Потом они оба что-то сумбурно говорили, жадно выспрашивали какую-то чушь, не дожидаясь ответов, перебивая друг друга и забывая о куда более важных вещах. А мать Доротея все не шла, словно не было ничего естественней и правильней, чем прислужница с дурной репутацией, рыдающая в объятиях вора-карманника прямо в ее кабинете…
Раздался удар колокола, и Паолина вздрогнула, отстраняясь от Пеппо. Огляделась, точно не помня, как попала в этот кабинет. Волшебство момента истаяло, возвращая ее в будничный и прозаический мир.
— Погоди, — пробормотала она, утирая глаза и переводя дыхание, — я… сейчас. — Потом медленно подняла взгляд. — Что… теперь будет?
Это прозвучало настолько ребячески, что Паолине самой стало неловко от этой глупой фразы. Но Пеппо вдруг нахмурился, глубоко вдыхая и чуть нервно сглатывая, как делала она сама, являясь к сестре Юлиане на проверку выученного урока.

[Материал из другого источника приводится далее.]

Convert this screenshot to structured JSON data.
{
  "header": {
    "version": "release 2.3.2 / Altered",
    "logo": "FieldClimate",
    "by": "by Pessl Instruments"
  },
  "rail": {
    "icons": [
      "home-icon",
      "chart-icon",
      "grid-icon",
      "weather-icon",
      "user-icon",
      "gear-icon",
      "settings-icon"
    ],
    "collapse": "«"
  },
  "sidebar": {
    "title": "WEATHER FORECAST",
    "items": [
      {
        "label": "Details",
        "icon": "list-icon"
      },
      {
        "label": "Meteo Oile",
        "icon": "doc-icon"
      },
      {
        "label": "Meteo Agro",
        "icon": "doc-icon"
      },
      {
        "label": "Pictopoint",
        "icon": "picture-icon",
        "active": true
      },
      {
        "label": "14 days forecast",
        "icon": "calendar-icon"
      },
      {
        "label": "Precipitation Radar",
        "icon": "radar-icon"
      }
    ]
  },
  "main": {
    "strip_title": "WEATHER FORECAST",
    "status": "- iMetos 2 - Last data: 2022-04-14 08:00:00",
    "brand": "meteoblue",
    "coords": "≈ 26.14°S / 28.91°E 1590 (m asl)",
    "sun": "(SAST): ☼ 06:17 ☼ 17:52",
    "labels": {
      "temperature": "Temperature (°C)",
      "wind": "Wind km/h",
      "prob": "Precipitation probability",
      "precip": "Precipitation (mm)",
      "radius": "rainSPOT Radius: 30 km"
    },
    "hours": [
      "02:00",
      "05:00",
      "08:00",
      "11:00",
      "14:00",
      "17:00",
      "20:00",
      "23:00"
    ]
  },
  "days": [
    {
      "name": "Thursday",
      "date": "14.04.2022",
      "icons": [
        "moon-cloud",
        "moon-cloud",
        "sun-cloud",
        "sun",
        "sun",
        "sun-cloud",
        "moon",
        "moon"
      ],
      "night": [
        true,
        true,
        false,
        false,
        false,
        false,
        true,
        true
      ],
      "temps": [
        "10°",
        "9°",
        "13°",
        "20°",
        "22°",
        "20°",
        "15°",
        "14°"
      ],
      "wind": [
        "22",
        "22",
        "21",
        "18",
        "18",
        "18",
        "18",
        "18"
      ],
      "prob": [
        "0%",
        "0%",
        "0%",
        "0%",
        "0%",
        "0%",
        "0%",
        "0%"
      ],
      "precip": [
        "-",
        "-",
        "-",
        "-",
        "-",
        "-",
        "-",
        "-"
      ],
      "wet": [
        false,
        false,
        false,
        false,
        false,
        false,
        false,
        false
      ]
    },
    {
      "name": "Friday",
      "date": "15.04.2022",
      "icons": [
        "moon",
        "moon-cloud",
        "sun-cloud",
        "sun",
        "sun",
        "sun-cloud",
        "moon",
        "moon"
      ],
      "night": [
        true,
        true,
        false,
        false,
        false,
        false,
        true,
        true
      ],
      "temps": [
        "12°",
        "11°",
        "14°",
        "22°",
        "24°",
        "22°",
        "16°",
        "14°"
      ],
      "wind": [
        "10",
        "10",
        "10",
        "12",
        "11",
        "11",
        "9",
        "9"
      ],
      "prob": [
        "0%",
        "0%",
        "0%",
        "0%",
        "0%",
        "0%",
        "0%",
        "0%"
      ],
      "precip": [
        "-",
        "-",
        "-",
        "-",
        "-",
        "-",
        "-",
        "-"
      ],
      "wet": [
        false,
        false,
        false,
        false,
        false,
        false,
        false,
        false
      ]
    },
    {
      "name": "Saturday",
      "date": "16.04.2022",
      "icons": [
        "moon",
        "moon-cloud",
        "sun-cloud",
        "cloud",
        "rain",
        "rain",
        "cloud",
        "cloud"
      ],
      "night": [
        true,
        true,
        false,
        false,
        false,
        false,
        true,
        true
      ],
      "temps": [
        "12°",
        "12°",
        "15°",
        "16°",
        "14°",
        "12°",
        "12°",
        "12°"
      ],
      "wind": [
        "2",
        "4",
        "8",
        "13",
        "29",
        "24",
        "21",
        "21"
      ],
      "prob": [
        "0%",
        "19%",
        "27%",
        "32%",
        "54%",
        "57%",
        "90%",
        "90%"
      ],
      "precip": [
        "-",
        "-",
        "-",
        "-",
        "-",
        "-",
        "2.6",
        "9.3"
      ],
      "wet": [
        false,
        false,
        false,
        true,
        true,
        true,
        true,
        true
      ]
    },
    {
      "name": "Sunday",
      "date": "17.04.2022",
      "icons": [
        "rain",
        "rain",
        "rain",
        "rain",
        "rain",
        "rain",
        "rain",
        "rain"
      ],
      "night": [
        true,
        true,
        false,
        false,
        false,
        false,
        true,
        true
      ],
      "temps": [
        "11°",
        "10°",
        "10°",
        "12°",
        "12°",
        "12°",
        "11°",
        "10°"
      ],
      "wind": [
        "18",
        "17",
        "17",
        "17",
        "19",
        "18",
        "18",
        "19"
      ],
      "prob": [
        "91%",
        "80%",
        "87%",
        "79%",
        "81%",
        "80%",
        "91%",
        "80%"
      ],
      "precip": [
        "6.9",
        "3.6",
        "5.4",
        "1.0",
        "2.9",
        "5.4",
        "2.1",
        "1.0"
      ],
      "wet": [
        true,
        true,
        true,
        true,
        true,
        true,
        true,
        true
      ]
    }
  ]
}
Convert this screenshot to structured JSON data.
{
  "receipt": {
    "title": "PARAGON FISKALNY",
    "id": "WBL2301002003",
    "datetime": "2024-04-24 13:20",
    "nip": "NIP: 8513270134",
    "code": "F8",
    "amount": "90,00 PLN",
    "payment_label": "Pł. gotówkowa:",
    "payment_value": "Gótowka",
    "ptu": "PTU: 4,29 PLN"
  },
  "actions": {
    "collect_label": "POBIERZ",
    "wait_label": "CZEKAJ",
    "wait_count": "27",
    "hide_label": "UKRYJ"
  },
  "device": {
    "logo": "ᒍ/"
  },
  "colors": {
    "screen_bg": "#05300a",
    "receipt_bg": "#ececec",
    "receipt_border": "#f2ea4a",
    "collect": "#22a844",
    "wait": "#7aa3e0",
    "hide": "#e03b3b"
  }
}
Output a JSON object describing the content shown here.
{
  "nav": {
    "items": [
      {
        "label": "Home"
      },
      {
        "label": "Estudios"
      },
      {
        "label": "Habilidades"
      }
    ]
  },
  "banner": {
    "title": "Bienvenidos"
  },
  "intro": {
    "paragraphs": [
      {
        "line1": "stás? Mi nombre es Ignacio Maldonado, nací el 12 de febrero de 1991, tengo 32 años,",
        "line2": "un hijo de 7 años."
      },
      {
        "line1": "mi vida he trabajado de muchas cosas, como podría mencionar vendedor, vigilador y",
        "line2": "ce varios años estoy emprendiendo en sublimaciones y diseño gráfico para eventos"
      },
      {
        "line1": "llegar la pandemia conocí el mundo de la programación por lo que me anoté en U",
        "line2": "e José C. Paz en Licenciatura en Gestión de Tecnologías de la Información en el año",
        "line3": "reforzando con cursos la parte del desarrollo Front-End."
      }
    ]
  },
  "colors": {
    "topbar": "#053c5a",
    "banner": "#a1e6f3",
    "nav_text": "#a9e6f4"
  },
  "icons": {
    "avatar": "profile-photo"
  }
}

— Паолина, — скованно вымолвил он, — я только что говорил с матерью Доротеей. Она сказала мне, что ты еще не приняла обетов. Словом… — Юноша запнулся, покусывая губы, и решительно закончил: — Я пришел за тобой. Я… хочу забрать тебя отсюда.
Девушка недоуменно отступила на шаг.
— Как забрать? Куда?.. — пробормотала она.
А Пеппо, будто пройдя самый сложный барьер, уже спокойнее пояснил:
— Два дня назад я был в Гуэрче. Я все исправил. Ты можешь вернуться домой.
Паолина помолчала. А затем проговорила так же спокойно:
— В Гуэрче? Но я не хочу.
В лице Пеппо отразилось легкое замешательство.
— Я не объяснил. Ты можешь приехать в Гуэрче, никого не опасаясь. Никто не вспомнит, сколько времени ты отсутствовала и почему. Я знаю, это звучит не слишком убедительно, но…
— Меня не нужно убеждать, — перебила девушка, — я верю тебе и так. Не знаю, что ты затеял, но ты всегда мог то, что не могут другие. Значит, смог и сейчас. Я просто не хочу возвращаться в Гуэрче.
— Мне казалось, ты скучаешь по дому, — мягко проговорил он.
Паолина глубоко вздохнула — ей было заметно не по себе:
— Да, я скучаю, — хмуро признала она, — и я не представляю, что пережили за эти месяцы мои родители. Но… я больше не могу жить среди этих людей, Пеппо. Пусть даже они не помнят, что сделали со мной. Но я это помню.
— Я понимаю, — коротко ответил оружейник.
Да, он понимал. Право, он лучше кого-либо другого знал кисло-горький привкус старых обид, за которые никогда уже не отомстить и которые копятся в душе, будто груда гнилых опилок на заднем дворе трактира. А потому едва ли он был вправе ее учить.
— Паолина, — медленно начал он, с досадой ощущая, как разговор уходит в какое-то непредвиденное русло, выстужая недавний душевный подъем, — понимать-то я понимаю, но… неужели ты хочешь остаться здесь? Врачевать ужасные болезни, день за днем рискуя жизнью? Или ты все же решила… принять постриг?
— Ты хочешь, чтобы я уехала? — быстро, скомканно и невпопад спросила Паолина, не обратив внимания на его вопросы.
— Я хочу все исправить, — ответил он тем жестким и чуть умоляющим тоном, каким люди убеждают себя в своей собственной правоте.